Though he admits there’s some truth to the idea that with newer traditions, something is lost from the old traditions, “that’s just the way progress works,” he said.
Bosco also agrees that scanning and skimming are nothing new for students.
“If people think it’s only the students now, [who] have access to the internet, who skim over information and write papers that are just a collage of quotes and material pulled from other articles, they’re wrong,” he said. “As a teacher who’s old enough to have reviewed papers both before and after the internet, let me tell you: Students in the past used to write papers in the same way. There will always be students who write papers where it’s obvious they have no deep understanding of the material. It’s not a new phenomenon–it’s just better automated now.”
In reading this– especially those last two sentences– I am reminded of a particular time in my undergraduate experience, an infamous gen ed class I took with my friend Chris W. that was basically about the history European nationalism and which was taught by a guy who was apparently known as one of the “TA Emeritus” since he had been doing that bit for so long.

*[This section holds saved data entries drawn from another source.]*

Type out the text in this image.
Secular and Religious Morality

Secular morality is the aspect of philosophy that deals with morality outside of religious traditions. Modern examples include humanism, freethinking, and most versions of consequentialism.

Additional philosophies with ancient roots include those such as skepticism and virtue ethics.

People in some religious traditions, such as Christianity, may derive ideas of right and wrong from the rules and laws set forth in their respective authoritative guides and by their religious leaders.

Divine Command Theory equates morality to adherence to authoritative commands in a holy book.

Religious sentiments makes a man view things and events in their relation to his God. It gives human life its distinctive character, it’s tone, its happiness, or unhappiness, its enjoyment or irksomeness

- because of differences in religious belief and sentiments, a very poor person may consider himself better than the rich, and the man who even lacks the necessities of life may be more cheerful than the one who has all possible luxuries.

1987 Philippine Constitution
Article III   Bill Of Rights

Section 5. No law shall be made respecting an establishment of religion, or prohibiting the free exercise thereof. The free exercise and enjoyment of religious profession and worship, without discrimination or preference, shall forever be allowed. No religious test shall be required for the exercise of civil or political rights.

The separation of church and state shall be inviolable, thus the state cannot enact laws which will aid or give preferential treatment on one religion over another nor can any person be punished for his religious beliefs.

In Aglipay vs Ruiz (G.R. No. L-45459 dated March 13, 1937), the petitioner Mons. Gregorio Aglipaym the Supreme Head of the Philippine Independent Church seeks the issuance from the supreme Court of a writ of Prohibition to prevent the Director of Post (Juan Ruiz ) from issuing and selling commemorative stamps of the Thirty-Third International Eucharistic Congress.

I remember at least one paper I wrote for that class that was based entirely on what I referred to as the “index shuffle.” I looked at the index, picked a listing that seemed both interesting and plentiful with answers, read those pages (and the ones around it), and wrote an essay. I believe I ended up with a B on that paper and also in that class.
TA Emeritus overheard Chris and I discussing this strategy one day late in the term, after we had all gotten to known each other a bit, and we chatted about it one day after class. TA Emeritus said to me “At first Steve, I was disappointed that you had not completed all of the reading. But then I realized that you had learned and masted a valuable college survival skill.” So the way I look at it, I might not have learned directly a lot about European nationalism, I did learn more about writing, even if what I learned was kind of a bad/shortcut strategy along the lines of Google and/or Wikipedia research.
Of course, for the next project in that class, one that involved writing about a book that did not include an index, I was screwed.
One thought on “Google research versus the index shuffle”
Well, TA Emeritus overheard Steve say it ON THE DAY HE TURNED IN THE PAPER, as Steve’s voice, shall we say, “carries,” and we were sitting by the door near a long, echoing hallway.
This is the same TA who once threw a piece of chalk at Steve. Steve, of course, deserved it.
Man, that was a long time ago…
(And, for the record, *I* actually DID all the reading in that course. It was a gen ed course for Steve, but it was actually my major.)